Source: http://www.geocities.com/Hollywood/8200/kosinski.htm Last Updated 12.16.01

Possibly best-known as the author of Being There, the film adaptation of which is one of my all-time favorite movies.

As more research is done into the life of Jerzy Kosinski ever more of the mythology that he built up around himself is called into question. While he didn't have a wonderful childhood, "horrific" might be too strong a word. The Painted Bird was fiction, though he consistently allowed people to believe that it wasn't. He was never separated from his parents during the war, and while yes, they hid from the Nazis, they did so in relative comfort in a small Polish village, his father a respected teacher and his mother able to employ a maid to clean her house.

And his existence in Communist Poland was hardly tenuous. He was a top student, a prize-winning photographer, the son of a powerful party official, and the darling of several of the country's top social science professors, who made his academic life much easier than it could have been. He came to the US not in some daring escape, but as an exchange student on full scholarship from the Ford Foundation, with the full knowledge and consent of the Polish government.
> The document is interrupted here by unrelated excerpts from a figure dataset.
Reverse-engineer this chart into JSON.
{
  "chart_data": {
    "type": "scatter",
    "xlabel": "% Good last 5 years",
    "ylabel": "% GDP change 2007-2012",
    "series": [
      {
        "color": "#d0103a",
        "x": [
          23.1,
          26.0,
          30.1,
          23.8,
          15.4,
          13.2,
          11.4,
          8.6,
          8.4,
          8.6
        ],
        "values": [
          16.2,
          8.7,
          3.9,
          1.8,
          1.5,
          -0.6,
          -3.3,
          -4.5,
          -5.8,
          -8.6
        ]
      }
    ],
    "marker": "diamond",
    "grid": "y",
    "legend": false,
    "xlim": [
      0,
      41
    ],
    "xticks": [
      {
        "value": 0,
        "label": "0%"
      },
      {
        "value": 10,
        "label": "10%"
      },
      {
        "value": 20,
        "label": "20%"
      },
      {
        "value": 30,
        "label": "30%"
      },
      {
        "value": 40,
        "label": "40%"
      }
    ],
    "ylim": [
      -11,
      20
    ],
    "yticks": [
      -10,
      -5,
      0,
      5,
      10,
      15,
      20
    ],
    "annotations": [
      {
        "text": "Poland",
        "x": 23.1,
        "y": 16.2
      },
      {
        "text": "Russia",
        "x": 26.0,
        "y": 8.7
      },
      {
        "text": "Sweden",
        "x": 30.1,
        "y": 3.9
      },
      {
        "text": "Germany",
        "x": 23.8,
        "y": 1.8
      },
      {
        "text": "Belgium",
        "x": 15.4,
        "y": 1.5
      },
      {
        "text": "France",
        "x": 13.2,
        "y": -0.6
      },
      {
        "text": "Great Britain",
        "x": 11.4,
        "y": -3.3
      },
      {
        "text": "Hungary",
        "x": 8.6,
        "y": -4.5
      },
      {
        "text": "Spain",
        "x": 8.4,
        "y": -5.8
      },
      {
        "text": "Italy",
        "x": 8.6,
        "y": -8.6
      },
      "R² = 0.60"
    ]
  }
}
His life interplays with his fiction in interesting ways, though. While it is certain that he was never imprisoned for months by an old man who hung him from the rafters by his arms while a vicious dog snapped inches below his feet (one of the most brutal scenes from The Painted Bird), there does seem to have been some childhood trauma that left him with a lifelong dread of dogs and with permanently damaged shoulders, turned in such a way as to suggest a long period spent hanging by the arms. Speculation points to some kind of parental abuse. And while a mob of angry villagers never threw him into a pit of refuse for the crime of dropping the altar plate, he did once drop the altar plate as a child and was deeply ashamed, though interviews suggest that no one publicly punished or even reprimanded him for it.

I still think Jerzy Kosinski was a genius writer. But he was also a pathological liar. And he led a fascinating life, even if it wasn't the one he told people he led.